Post-crisis regulations have made it more expensive for banks to retain loans on their balance sheet so to reduce the amount of capital it has to set aside to cover potential losses, Europe's largest bank is looking to repackage loans sold in Asia, Africa and the Middle East as bonds.
"Given our global footprint, we are able to originate assets from all over the world, repackage them, and then offer them to the US investor base," said Thierry Roland, HSBC's head of global banking and markets for the Americas.
"Investors come to us to buy emerging market assets."
HSBC has traditionally used an "originate and hold" approach to its loans. In 2013, the bank distributed only a quarter of loans made by its global banking and markets division but in the 12-month period up to April of this year, it had distributed nearly half of them, according to figures released during a presentation in June.
The "originate and distribute" model of securitized debt helped fuel the 2007-08 financial crisis because so many of the bonds were linked to mortgages given to risky US borrowers. The riskiness of the products were not reflected in the ratings assigned to them.
HSBC was at the center of the crisis after a 2003 takeover of Household International, a lender to people with poor credit history, made it one of the biggest subprime lenders when the housing market crashed.

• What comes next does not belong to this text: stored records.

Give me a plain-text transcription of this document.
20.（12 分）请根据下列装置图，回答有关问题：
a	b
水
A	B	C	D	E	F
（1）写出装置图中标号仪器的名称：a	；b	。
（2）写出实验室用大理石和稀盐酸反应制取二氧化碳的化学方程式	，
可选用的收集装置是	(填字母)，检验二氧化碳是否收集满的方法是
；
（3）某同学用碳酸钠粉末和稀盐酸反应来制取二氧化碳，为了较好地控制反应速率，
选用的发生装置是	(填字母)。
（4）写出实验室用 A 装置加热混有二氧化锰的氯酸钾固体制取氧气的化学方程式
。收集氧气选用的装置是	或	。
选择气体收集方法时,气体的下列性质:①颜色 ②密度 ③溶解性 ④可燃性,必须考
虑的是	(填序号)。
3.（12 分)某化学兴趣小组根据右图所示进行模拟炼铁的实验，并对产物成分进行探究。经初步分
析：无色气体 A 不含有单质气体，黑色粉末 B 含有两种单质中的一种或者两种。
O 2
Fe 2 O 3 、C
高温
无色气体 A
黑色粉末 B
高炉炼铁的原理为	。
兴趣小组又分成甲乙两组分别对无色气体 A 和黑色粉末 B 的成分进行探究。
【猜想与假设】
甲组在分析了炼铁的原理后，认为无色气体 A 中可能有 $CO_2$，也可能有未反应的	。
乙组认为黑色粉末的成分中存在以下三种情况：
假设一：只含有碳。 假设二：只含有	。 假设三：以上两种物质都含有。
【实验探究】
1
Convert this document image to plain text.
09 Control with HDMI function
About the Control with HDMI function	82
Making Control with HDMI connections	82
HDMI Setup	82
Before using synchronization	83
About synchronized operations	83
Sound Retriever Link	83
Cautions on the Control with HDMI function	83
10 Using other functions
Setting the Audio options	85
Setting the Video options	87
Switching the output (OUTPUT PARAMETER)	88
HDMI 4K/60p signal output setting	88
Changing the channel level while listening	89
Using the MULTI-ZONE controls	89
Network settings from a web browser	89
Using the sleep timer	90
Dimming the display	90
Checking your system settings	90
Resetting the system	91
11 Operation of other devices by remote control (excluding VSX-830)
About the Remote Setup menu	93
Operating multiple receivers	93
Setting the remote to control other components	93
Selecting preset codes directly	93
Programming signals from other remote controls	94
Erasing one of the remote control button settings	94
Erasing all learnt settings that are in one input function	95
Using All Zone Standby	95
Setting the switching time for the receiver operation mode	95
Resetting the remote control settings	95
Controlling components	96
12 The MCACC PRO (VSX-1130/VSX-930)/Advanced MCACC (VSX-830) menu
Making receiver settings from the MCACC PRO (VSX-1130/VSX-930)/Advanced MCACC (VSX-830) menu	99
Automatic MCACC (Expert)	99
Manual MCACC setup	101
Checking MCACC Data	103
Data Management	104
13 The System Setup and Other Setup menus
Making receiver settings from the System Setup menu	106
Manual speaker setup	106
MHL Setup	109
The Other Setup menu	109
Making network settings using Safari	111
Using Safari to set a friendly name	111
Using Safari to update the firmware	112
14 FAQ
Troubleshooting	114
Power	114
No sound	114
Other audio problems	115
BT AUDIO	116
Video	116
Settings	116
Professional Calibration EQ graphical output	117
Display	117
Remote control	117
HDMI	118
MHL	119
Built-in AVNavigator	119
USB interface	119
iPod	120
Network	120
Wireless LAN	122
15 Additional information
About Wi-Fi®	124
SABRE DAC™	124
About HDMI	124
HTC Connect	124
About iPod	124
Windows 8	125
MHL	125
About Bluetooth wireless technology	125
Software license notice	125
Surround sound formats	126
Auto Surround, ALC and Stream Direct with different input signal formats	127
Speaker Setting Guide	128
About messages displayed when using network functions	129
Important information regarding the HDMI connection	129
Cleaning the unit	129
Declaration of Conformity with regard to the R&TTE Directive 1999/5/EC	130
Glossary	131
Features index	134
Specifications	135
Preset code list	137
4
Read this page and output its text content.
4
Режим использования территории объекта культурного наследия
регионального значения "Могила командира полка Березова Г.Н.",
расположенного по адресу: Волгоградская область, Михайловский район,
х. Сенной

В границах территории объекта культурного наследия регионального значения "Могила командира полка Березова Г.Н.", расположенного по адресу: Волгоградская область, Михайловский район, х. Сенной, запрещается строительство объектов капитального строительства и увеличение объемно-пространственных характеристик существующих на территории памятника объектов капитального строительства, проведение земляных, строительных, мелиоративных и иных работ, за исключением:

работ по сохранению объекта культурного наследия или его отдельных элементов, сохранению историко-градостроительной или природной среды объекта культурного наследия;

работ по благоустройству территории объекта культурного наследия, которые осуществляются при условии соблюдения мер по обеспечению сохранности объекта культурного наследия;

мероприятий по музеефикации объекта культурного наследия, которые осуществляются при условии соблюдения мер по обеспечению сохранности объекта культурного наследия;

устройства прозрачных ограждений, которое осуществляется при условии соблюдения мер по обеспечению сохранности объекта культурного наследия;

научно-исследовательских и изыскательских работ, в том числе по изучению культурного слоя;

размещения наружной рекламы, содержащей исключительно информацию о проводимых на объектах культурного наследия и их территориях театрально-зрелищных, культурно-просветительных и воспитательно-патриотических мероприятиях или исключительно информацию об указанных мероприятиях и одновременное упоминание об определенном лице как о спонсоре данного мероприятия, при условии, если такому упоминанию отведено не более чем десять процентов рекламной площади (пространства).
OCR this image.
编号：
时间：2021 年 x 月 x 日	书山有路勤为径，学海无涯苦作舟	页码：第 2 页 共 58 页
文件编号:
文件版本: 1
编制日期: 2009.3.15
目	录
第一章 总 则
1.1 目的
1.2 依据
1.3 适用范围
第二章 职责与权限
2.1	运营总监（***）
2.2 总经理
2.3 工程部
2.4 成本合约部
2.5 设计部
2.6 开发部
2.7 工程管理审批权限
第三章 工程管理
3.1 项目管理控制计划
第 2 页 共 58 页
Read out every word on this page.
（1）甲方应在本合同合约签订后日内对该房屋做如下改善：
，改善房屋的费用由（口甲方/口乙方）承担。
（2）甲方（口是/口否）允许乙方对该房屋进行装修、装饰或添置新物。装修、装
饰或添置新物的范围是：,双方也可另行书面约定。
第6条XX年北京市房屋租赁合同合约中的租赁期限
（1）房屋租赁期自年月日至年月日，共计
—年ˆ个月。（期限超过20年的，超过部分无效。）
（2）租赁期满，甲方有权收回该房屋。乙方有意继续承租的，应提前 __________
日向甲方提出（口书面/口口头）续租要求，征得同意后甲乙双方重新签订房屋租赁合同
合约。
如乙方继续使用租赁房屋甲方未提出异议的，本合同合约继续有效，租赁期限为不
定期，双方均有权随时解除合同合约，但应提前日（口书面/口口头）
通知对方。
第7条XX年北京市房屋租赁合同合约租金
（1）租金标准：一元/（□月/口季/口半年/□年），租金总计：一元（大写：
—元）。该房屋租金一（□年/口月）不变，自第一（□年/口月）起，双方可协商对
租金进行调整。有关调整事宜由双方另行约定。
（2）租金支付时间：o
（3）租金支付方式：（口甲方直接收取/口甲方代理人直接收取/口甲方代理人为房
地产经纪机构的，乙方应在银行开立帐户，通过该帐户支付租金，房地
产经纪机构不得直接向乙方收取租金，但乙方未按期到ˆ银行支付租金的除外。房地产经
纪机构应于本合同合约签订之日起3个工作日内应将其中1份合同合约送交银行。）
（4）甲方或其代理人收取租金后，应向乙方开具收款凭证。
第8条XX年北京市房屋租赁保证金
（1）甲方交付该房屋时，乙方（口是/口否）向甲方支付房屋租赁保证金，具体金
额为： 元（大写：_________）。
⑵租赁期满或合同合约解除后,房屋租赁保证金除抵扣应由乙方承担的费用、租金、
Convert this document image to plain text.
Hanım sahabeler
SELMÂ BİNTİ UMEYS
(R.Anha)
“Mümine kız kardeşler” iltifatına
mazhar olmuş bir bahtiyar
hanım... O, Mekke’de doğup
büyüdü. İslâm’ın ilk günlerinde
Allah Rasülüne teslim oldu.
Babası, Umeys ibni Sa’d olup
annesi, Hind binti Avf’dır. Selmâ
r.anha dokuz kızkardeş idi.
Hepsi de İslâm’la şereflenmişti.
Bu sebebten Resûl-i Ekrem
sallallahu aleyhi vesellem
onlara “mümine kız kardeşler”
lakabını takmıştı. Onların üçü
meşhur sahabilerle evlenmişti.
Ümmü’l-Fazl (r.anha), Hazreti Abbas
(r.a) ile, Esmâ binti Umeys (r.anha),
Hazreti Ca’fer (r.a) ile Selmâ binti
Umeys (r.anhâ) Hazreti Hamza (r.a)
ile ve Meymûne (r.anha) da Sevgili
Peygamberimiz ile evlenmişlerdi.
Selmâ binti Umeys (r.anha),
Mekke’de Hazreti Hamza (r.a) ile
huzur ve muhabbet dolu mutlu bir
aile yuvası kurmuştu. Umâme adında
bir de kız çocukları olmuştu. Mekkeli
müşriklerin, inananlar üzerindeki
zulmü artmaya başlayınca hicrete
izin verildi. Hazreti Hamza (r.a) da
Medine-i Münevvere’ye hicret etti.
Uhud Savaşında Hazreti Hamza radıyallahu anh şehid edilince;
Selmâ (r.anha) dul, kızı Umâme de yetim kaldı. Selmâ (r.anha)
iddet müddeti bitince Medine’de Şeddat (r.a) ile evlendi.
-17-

Since then, the bank has purged itself of around US$100 billion of crisis-era loans.
"Our risk appetite to do business in the United States is greater now," said Roland.
HSBC's US division, which includes retail banking and wealth management as well as investment banking, is under pressure to boost income. It made a profit of US$282 million in the first six months of this year but that was less than the bank made in Canada despite US revenues of US$3 billion being more than triple the amount in its northern neighbor.
While HSBC has said it could sell underperforming businesses in the United States, Brazil, Turkey and Mexico if they cannot be turned around, chief executive Stuart Gulliver has said the bank is likely to remain in the United States given the importance of dollar clearing for its trading business as well as providing access to US companies.